Click Edit on any card in the Pending Actions view to jump straight into the edit form and fill in the blanks. As you complete fields and save, the consignee's badge count decreases. When all required fields are filled, the consignee drops off the Pending Actions list entirely.

Check Pending Actions weekly

It's easy to create a consignee quickly with just a code and company name, intending to fill in the rest later. The Pending Actions tab is designed for exactly this scenario — it reminds you what "later" looks like. Review it at least weekly to keep your data clean.


Editing consignees

You can edit a consignee from two places: the Edit button on their card in the list view, or the Edit button in the header of their detail page. Both open the same form.

All fields are editable, with one important constraint: the Code field must remain unique. If you change a code to something that another consignee already uses, EMS will reject the save and show a validation error. This uniqueness check happens in real time as you type, so you will see the conflict immediately.

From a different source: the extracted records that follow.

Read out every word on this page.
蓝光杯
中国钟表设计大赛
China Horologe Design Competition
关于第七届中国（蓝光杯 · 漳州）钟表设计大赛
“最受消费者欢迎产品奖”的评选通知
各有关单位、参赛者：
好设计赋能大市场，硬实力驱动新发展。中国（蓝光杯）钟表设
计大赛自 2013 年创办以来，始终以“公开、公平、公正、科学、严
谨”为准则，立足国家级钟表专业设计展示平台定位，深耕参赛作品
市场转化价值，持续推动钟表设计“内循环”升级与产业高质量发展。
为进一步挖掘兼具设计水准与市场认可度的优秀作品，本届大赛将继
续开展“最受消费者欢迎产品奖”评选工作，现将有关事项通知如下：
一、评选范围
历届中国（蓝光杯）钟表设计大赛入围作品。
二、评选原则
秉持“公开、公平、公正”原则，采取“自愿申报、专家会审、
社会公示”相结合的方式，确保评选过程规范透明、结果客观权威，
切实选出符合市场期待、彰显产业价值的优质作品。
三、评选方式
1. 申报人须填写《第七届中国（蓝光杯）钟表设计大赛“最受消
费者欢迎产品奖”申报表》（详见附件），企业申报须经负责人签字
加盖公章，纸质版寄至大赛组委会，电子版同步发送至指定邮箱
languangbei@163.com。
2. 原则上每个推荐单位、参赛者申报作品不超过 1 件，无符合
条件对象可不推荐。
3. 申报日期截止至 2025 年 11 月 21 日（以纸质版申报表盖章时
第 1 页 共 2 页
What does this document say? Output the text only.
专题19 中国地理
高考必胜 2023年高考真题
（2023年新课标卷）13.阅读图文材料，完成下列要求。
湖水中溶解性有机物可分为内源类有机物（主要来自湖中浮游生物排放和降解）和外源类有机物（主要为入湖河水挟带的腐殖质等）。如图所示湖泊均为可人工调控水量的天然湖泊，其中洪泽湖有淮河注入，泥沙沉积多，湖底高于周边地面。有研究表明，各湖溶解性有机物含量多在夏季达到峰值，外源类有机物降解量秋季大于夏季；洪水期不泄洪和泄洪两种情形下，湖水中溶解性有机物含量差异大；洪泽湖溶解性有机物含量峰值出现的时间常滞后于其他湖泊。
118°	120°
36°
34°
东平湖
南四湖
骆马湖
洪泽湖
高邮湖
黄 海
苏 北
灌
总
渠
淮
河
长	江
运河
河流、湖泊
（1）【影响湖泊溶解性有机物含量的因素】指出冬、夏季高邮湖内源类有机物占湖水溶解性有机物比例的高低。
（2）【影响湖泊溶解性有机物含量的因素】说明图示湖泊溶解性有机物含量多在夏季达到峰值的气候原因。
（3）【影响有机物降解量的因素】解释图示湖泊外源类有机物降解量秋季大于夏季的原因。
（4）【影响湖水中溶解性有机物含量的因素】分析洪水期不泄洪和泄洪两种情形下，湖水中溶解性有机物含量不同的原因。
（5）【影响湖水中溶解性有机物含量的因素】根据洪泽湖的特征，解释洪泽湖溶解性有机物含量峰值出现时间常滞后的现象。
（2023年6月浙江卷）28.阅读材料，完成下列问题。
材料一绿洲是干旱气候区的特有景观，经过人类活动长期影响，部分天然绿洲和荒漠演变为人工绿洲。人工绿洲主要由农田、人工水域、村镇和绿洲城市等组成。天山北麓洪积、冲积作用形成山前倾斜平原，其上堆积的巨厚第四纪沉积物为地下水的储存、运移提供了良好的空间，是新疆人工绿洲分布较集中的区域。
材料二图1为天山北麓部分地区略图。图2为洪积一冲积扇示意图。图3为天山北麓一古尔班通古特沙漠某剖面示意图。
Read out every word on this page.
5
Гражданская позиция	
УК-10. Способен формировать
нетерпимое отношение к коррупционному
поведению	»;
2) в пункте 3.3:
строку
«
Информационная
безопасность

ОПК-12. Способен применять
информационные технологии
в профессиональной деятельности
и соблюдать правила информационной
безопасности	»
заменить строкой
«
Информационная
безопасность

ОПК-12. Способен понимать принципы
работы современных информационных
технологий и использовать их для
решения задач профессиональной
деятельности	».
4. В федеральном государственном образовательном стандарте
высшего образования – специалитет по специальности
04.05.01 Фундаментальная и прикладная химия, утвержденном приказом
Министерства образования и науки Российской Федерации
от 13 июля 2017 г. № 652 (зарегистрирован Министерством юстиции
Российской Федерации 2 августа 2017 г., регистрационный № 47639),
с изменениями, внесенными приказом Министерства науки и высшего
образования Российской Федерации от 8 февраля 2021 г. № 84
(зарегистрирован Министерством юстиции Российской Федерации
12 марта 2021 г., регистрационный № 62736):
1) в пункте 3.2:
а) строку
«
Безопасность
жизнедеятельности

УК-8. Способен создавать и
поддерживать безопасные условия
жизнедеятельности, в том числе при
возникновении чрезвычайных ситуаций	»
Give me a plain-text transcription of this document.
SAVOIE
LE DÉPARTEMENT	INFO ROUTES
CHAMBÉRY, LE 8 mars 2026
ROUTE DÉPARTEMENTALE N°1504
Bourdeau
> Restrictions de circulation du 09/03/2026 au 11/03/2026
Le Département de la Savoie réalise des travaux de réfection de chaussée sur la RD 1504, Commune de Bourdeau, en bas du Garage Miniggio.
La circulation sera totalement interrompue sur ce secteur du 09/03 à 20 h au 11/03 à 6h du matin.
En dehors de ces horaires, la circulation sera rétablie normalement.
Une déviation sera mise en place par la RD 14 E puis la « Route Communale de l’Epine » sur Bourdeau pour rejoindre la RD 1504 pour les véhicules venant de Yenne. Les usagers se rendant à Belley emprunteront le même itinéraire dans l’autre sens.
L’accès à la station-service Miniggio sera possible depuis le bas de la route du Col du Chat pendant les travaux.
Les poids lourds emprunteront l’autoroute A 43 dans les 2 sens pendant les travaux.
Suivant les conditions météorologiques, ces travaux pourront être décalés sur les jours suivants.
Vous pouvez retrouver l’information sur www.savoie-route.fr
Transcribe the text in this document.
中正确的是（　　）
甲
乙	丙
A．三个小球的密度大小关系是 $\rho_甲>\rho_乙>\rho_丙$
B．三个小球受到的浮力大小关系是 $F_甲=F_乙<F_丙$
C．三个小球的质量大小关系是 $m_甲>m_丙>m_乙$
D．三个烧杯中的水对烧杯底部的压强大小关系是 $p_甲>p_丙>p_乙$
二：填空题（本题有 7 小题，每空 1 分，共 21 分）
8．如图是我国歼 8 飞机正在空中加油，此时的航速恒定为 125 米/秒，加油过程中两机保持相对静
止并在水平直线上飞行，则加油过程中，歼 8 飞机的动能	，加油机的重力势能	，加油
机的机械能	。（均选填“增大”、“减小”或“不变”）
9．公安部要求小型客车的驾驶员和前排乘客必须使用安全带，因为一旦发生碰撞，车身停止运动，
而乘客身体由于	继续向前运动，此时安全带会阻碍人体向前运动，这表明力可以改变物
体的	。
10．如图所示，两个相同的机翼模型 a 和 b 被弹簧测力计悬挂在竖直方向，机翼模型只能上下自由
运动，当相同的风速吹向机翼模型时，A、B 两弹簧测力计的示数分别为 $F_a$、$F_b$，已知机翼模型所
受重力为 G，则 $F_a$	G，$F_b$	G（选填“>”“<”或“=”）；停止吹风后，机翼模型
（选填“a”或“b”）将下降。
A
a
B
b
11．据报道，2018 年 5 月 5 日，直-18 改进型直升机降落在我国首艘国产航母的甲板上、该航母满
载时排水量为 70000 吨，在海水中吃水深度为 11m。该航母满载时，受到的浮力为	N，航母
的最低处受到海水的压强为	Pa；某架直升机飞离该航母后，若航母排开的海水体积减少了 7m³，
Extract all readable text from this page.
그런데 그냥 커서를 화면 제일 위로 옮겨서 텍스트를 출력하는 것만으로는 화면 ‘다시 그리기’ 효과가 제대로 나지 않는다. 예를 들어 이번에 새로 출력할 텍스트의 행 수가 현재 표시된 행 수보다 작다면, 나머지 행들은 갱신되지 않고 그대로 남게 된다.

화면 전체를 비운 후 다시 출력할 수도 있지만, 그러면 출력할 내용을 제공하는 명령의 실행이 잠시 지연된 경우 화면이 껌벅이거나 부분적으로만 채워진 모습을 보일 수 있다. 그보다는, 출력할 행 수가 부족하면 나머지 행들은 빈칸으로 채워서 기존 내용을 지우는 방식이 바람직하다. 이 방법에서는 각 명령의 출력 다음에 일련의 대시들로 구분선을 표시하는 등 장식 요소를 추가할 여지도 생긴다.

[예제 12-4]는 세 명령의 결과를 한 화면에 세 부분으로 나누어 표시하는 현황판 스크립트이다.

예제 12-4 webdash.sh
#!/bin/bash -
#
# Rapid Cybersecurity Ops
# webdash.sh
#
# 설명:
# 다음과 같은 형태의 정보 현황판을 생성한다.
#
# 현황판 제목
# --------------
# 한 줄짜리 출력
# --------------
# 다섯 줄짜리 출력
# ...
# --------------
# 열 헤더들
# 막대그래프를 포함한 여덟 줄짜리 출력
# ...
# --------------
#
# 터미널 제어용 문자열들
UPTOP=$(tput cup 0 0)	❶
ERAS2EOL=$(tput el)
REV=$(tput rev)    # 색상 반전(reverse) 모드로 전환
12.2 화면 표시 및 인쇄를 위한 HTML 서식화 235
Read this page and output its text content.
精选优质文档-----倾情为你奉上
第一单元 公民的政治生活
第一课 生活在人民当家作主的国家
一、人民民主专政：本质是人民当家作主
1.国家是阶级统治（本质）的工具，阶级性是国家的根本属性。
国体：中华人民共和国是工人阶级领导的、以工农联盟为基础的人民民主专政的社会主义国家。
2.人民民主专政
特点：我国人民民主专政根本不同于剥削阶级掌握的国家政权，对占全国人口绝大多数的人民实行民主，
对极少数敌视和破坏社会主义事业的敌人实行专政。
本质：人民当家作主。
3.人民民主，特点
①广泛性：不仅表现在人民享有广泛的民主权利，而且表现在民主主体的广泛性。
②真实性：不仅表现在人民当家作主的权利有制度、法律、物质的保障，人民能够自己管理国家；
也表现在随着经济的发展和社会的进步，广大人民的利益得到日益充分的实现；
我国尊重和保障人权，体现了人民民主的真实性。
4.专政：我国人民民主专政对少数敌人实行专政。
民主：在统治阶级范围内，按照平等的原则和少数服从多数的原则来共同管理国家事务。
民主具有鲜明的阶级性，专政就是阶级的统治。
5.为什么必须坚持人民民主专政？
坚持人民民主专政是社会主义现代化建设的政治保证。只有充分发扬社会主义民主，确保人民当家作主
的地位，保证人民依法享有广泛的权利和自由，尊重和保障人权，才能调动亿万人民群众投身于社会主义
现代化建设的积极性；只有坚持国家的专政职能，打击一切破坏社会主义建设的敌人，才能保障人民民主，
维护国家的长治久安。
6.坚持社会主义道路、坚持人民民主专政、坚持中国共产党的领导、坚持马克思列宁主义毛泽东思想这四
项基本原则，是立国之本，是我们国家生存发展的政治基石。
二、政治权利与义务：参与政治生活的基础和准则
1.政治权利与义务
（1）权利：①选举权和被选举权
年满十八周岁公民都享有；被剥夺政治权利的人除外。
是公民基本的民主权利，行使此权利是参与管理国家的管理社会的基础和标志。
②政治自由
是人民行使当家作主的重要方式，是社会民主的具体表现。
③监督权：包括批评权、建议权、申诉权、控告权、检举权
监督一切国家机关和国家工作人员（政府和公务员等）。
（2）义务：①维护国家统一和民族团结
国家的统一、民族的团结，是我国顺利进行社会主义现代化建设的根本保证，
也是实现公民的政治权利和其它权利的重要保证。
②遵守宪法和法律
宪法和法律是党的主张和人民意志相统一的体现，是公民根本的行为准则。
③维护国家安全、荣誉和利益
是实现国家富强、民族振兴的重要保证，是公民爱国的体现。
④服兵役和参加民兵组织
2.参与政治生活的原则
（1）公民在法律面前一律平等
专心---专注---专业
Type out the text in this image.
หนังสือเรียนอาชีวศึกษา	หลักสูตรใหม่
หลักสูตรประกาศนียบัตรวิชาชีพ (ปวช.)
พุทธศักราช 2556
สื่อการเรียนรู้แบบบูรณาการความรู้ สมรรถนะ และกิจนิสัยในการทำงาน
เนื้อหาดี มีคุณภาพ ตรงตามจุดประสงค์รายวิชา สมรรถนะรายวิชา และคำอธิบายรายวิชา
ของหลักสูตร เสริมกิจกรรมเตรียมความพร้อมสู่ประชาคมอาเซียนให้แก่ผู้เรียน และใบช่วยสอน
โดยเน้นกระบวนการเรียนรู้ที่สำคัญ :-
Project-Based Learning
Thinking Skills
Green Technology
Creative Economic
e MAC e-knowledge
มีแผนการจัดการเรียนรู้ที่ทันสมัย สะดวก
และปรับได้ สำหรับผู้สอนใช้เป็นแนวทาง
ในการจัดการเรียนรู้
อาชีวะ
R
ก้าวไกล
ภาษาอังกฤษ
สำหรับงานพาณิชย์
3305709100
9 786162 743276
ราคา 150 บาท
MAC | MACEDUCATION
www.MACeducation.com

When you save changes, they propagate throughout the system. If you update the company name, it changes on all associated shipment cards, production orders, and portal displays. The code is the internal key, so changing it is more impactful — any saved filters, bookmarks, or exported reports that reference the old code will need to be updated.

Legacy address sync

If you are working with consignee records that were created before the multi-location feature was added, you may notice a single-address field on the edit form in addition to the Locations card. EMS keeps these in sync — editing the legacy address field updates the first entry in the addresses array, and vice versa. You don't need to worry about data getting out of sync.


Deleting a consignee

Deleting a consignee is a soft-delete operation. The consignee record is deactivated and hidden from the list view, but it is not permanently destroyed. This protects your historical data — completed shipments and production orders that reference the consignee retain their integrity.

To delete a consignee:

  1. Open the consignee's detail page.
  2. Click Delete in the page header.
  3. A confirmation dialog appears. It shows you the count of linked records that will be affected:
    • Number of shipments linked to this consignee
    • Number of products linked to this consignee
  4. These linked records will have their consignee association removed — they will not be deleted, but they will no longer be associated with any consignee.
  5. Click Confirm Delete to proceed.
Deletion cannot be undone

Once a consignee is deleted, there is no undo button and no way to restore the record from within EMS. The deactivated record is hidden from all views. If you need to work with this customer again, you will need to create a new consignee record from scratch. Think carefully before deleting — in most cases, it is better to leave an inactive consignee in the list than to delete it and lose the associations.